# What breed am i



## powderhogg01 (Jun 4, 2013)

What breed is this hen? I just can't make a decision.


----------



## WeeLittleChicken (Aug 31, 2012)

Production Red perhaps?


----------



## powderhogg01 (Jun 4, 2013)

That is what I was sort of thinking. She is not one of the RIR. Different body structure. Much deeper breast the the other RIR


----------



## powderhogg01 (Jun 4, 2013)

Any idea about this one? the lady I got them from did not know for sure but said they were either brahma or RIR. The only one I was for sure about was the white brahma, as he has feet feathers.


----------



## JC17 (Apr 4, 2013)

powderhogg01 said:


> Any idea about this one? the lady I got them from did not know for sure but said they were either brahma or RIR. The only one I was for sure about was the white brahma, as he has feet feathers.

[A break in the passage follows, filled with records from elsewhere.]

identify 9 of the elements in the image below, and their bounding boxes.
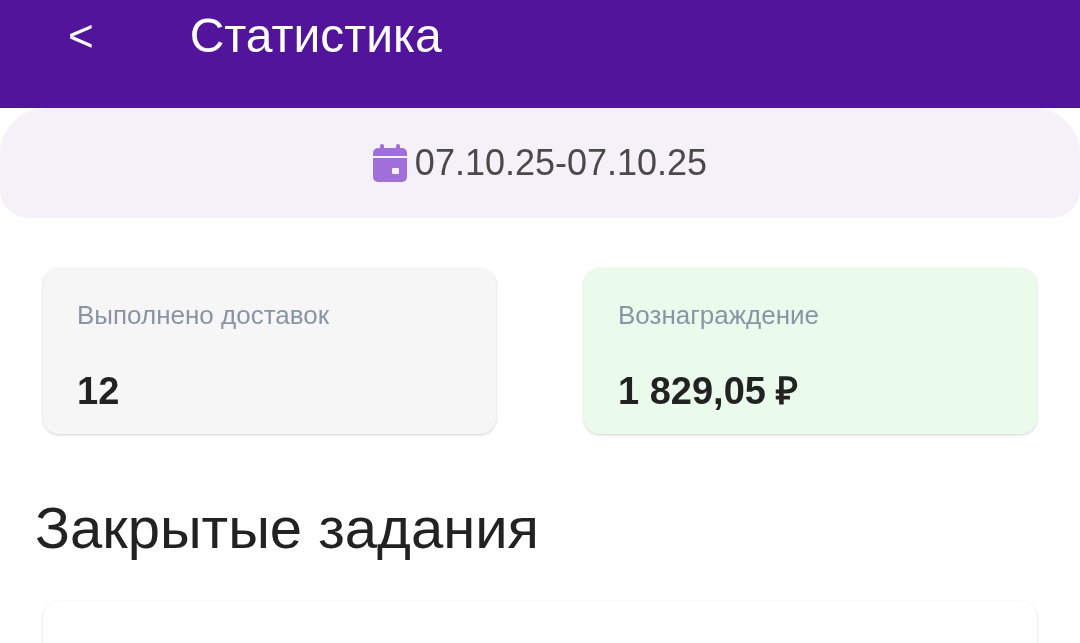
card-value: 12 xyxy=(77,369,121,414)
page-title: Статистика xyxy=(189,8,442,64)
date-range-bar[interactable]: 07.10.25-07.10.25 xyxy=(0,108,1080,218)
card-label: Выполнено доставок xyxy=(77,299,331,332)
card-label: Вознаграждение xyxy=(618,299,821,332)
section-title: Закрытые задания xyxy=(35,494,541,562)
calendar-icon xyxy=(372,144,407,182)
card-value: 1 829,05 ₽ xyxy=(618,369,800,414)
back-button[interactable]: < xyxy=(62,14,100,58)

I think the yellow one is a buff orpington and the brown speckled one is a speckled Sussex


----------



## powderhogg01 (Jun 4, 2013)

JC17 said:


> I think the yellow one is a buff orpington and the brown speckled one is a speckled Sussex


The yellow one next to the speckled on is for sure an orp. He came from a distinguished farm, my only rooster. Thanks for the Sussex reference, it makes sense to me.


----------



## JC17 (Apr 4, 2013)

powderhogg01 said:


> The yellow one next to the speckled on is for sure an orp. He came from a distinguished farm, my only rooster. Thanks for the Sussex reference, it makes sense to me.


Yep, no problem


----------



## kaufranc (Oct 3, 2012)

Speckled Sussex 
This is ours. Henny Penny!


----------



## Apyl (Jun 20, 2012)

The first pic looks like my red sex link.


----------



## powderhogg01 (Jun 4, 2013)

She really is different looking. Deep broad breast, and she lays a lot of brown eggs.


----------



## Bee (Jun 20, 2013)

Yes...red sex-link.


----------



## powderhogg01 (Jun 4, 2013)

So... She is a mutt? She is great, friendly, and awkward.


----------



## Elfinworld (Jul 11, 2013)

powderhogg01 said:


> What breed is this hen? I just can't make a decision.


The red one looks like our Golden Comet.


----------